馬鹿げたことですが、悲劇的なことでもあります。

中国は、私たちアメリカ人が、“赤字を埋め合わせする”のに財務省証券を必要としてなどいないことを知っています。私たちのことを愚か者だと思っていることでしょう。その愚か者には、ガイトナーもクリントンもオバマもサマーズもそのほかすべての閣僚も、米国議会もメインストリームメディアも含まれます。

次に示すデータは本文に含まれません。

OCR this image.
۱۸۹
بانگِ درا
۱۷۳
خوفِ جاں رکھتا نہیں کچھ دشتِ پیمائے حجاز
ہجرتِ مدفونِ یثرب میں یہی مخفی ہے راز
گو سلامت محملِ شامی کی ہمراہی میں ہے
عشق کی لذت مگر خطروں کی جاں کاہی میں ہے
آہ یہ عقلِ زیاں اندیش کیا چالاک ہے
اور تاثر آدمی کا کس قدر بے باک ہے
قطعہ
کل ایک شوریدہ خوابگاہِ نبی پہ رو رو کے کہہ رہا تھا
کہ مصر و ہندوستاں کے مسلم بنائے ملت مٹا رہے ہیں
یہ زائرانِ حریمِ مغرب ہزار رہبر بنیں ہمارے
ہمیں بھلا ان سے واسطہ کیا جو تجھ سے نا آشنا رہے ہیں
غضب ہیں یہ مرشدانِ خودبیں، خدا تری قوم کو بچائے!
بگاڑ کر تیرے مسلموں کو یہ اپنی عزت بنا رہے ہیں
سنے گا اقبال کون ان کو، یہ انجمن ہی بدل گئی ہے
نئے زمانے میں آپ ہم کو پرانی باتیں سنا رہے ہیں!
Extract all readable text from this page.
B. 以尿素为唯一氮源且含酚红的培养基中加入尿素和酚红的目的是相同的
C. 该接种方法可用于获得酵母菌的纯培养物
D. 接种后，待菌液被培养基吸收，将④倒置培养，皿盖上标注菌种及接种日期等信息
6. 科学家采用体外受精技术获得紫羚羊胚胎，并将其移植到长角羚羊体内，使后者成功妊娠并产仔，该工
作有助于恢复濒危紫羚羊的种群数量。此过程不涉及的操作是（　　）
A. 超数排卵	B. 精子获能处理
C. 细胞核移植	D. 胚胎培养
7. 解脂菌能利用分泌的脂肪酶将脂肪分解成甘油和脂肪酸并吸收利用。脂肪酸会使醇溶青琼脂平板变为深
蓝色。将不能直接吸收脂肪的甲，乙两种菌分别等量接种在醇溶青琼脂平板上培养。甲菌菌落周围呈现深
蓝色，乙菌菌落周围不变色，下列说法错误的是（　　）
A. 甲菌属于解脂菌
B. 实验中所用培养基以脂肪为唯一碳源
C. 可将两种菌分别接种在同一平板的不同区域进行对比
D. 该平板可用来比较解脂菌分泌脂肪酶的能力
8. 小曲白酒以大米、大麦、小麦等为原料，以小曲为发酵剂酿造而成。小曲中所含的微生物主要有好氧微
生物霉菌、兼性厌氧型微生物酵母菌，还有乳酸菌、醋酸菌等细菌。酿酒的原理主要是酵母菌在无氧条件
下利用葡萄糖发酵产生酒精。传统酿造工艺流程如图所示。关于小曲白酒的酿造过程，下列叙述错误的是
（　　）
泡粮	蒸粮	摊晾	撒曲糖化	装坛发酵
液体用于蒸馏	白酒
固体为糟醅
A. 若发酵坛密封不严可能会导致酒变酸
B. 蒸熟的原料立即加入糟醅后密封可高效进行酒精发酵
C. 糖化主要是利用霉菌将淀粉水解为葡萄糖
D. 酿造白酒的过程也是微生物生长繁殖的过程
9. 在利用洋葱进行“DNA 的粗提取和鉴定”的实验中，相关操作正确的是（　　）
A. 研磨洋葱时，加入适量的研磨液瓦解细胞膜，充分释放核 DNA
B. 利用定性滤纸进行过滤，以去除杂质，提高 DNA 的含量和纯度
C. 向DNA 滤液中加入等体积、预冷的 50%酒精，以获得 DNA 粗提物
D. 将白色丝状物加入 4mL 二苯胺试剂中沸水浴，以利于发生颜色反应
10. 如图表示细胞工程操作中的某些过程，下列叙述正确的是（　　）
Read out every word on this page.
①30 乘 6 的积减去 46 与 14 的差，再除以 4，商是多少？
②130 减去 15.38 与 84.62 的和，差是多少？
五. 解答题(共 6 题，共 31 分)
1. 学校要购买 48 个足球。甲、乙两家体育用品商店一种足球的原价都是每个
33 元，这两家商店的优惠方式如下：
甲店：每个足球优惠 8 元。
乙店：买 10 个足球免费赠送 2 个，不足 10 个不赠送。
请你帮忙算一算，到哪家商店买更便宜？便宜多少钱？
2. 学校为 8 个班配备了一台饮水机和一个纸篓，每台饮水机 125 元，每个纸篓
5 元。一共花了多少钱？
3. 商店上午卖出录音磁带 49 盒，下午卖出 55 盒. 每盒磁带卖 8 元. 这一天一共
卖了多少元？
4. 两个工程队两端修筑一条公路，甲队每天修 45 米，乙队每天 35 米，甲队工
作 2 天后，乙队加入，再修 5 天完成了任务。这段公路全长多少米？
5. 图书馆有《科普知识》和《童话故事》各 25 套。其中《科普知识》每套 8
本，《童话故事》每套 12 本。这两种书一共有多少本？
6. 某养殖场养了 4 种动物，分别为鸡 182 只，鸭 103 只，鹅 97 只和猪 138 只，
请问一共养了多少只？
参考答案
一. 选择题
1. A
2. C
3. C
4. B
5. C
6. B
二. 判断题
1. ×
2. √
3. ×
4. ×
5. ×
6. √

読者のなかで、興味をお持ちになった方々のために、いま述べたことをもっと技術的な流儀で述べることをお許しいただきたいと思います。例えば、財務省短期証券や中期証券や長期証券が銀行によって買われたとき、政府は、私たちが“通貨制度”と呼ぶ表計算ソフトに2つの記入をします。まず、政府は、FRBに設けられた買い手の準備金口座(当座預金口座)に借方記入をします(すなわち、同口座から控除します)。その次に、FRBに設けられた買い手の証券勘定(普通預金口座)を増やします(貸方記入をします)。前にも述べたとおり、政府は単に自分自身の表計算ソフトの数字を変えるだけなのです。ひとつの数字が減り、もうひとつの数字が増える。中国が保有する財務省証券が満期になり、返済をするという“恐るべき日”を迎えたとき、FRBは、ふたたび自分自身の表計算ソフトの二つの数字を単に入れ替えるだけなのです。FRBは、FRBに設けられた中国の証券勘定に借方記入をします(すなわち、同口座から控除します)。そうして、FRBに設けられた中国の準備金口座(当座預金口座)に貸方記入されます(すなわち数字が上乗せされます)。それがすべてです。それで負債は返済されたのです!

さて、中国は、お金を返却されました。中国は、FRBの当座預金口座に多額のUSドルを所持しています。もし中国がそのお金で何か、たとえば車やボートや不動産やほかの通貨を欲しいと思うのなら、ドルという保証金と交換に喜んでそれらを売ろうとする者から市場価格でそれらを買わなければならなりません。そうしてもしも中国が何かを買うなら、FRBは、中国の当座預金口座から代金相当額を差し引き、中国に品物を売った者の当座預金口座に同額を上乗せします。